L'application de la chimie à l'agriculture a été une source de progrès considérable et elle l'est toujours. Ce n'est pas elle qu'il faut mettre en cause, mais son utilisation irrationnelle dans le cadre du capitalisme, liée à la recherche du seul profit par les Sandoz, Ciba-Geigy et autres Rhône-Poulenc.

Dans le même ordre d'idées, un certain nombre de groupes écologistes refusaient aussi, au nom de la liberté individuelle, "le caractère obligatoire des vaccinations", en arguant des accidents qu'elles peuvent causer. Ceux-ci existent certes. Mais il est tout aussi évident que les vaccinations ont fait reculer bon nombre de maladies, et que globalement le bénéfice pour la société a été incontestable.
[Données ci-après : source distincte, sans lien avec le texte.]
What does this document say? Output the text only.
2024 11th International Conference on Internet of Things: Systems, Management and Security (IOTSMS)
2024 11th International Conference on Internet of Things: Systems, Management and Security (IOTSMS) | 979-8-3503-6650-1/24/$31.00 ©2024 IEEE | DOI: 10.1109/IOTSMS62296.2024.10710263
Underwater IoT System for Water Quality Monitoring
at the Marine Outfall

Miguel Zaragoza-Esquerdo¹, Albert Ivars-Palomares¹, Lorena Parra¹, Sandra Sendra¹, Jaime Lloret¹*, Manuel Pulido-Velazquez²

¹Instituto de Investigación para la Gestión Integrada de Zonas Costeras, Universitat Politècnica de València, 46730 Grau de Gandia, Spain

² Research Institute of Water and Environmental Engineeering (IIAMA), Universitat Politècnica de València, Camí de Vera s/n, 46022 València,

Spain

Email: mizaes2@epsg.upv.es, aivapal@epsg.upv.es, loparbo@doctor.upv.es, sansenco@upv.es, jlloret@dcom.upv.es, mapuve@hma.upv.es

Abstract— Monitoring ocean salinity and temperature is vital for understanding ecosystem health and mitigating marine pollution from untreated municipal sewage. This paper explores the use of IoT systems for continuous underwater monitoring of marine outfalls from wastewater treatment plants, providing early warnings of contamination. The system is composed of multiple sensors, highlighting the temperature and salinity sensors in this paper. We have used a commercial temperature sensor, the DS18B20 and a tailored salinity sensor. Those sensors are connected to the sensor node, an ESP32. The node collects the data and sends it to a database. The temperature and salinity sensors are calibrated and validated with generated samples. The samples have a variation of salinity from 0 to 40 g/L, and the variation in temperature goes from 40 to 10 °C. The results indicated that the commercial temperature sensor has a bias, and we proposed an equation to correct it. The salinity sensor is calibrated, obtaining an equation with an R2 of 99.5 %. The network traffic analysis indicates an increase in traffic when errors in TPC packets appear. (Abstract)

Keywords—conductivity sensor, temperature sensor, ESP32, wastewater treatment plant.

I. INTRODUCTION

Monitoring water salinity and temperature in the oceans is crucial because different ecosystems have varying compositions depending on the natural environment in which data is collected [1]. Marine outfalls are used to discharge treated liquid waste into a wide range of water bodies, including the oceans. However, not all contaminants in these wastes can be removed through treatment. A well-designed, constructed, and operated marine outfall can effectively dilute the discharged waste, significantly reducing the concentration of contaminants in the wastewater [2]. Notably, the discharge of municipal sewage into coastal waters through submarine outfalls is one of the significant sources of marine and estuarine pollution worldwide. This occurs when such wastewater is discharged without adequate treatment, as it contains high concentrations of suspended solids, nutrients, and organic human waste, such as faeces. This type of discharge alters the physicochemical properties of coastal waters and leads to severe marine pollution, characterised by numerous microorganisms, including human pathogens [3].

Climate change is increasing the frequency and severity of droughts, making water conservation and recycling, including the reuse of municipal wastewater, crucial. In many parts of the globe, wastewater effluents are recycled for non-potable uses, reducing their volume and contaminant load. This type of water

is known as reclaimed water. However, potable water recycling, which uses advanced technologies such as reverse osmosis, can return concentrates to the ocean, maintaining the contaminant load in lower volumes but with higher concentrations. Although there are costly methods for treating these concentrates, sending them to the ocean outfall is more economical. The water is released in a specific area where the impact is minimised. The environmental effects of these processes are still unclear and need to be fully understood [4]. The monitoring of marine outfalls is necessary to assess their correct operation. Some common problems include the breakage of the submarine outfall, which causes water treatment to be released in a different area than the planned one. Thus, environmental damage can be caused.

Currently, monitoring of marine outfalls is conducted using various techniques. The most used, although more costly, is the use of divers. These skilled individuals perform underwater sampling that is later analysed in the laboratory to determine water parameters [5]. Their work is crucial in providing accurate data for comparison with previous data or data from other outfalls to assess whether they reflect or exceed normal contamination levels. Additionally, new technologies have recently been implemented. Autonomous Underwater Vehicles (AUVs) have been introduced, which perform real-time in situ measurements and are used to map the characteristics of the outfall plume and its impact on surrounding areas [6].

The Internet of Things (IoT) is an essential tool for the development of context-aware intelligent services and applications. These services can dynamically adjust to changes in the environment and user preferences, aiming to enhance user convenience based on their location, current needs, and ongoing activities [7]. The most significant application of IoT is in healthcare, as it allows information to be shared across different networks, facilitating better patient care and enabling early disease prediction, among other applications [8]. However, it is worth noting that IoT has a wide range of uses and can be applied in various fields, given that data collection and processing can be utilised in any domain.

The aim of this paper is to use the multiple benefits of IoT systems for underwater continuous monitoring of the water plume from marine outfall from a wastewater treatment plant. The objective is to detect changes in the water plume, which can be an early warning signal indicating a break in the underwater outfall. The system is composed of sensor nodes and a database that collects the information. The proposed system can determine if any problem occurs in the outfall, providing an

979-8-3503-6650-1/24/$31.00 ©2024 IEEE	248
L'idée de refuser qu'elles soient obligatoires, c'est-à-dire de les refuser pour soi, est parfaitement choquante, car on ne se fait pas vacciner uniquement pour protéger sa petite personne. En se faisant vacciner, on évite aussi de devenir un vecteur de la maladie pour d'autres, qui ne peuvent peut-être pas bénéficier eux-mêmes de la vaccination. Et ce refus est significatif de l'individualisme caractéristique de la petite bourgeoisie qui imprègne largement certaines des démarches du mouvement "écologiste".

Les solutions proposées par certains de ses militants peuvent peut-être convenir à des communautés marginales, mais ne sont en aucune manière des solutions pour la société dans son ensemble. Si le mouvement écologiste a parfois véhiculé des aspirations sympathiques à un changement social, il charriait aussi des conceptions quasi-mystiques dans le genre "fusion" avec la nature. Et, finalement, globalement, il était marqué par une idéologie hostile au progrès.